Shared responsibility
Yemi Faseun, HR thought-leader from Lagos, Nigeria, added that organisations need to pivot to a design thinking approach and take a deep dive into what employees really want.

“Before 2020, we had mouthed the notion that employees are the biggest assets. Last year, we realised that the workforce is the centre of all processes, tech, ideas and innovation. Now that we have learnt a bit more on how to survive and thrive alongside the virus, we need to do more for employees to remain energised in this new environment,” he said.

According to Yemi, employee experience is not the sole responsibility of HR but rather a shared responsibility, with HR designing the process and line managers take direct responsibility.

“We’ve entered into a phase of multi-generations in the workforce, leadership cannot afford to not recognise how diverse and inclusive the workforce is. This affects how we attract talent and performance manage. The workforce is gradually becoming a one-employee workforce, so the way I relate to Steven must be the way Steven wants to be related with,” he explained.

Yemi sees the re-energised employee experience starting with employees, designing the process with employees, followed by monitoring and measuring progress – and creating a feedback loop by checking in with employees.

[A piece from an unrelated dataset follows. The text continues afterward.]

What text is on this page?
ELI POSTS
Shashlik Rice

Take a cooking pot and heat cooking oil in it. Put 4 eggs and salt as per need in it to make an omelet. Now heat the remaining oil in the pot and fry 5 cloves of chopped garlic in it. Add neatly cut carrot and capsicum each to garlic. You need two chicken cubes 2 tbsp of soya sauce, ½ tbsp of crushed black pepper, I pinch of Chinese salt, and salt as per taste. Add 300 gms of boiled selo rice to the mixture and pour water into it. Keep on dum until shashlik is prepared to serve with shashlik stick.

“Gone is the era where the policies and practices of people management starts with HR and leadership and ends with employees. The paradigm has changed to starting with employees and getting their buy-in at the onset,” he added.

Deliberate experiences
Steven Teasdale, global HR executive at Discovery, noted that there were many components that has led to the company achieving employee engagement scores that have outperformed the global benchmark.

“It is not accidental; leaders have been deliberate about creating experiences. The company's purpose has come alive and become visceral. There was also a national movement around getting behind a collective cause. Employee experience is not something new, and we [HR] have pushed to match our customer-facing colleagues and there is a lot we learn from them. We have developed personas and created experiences for them,” he explained.

Steven did, however, highlight a challenge that requires more attention.

“With massive engagement and being purpose-driven, it is hard for people to switch off. They are not being driven with a whip to deliver and are driving it themselves and this is potentially dangerous from a health perspective. Employees are grieving on a mass scale and South Africa struggles more than most countries with the stigma around mental health,” he said.

The audience came away from the webinar with greater insight into the challenges faced on a global scale, but also with very specific insights for HR in South Africa, as we all face up to the reality of a changed world, and workspace.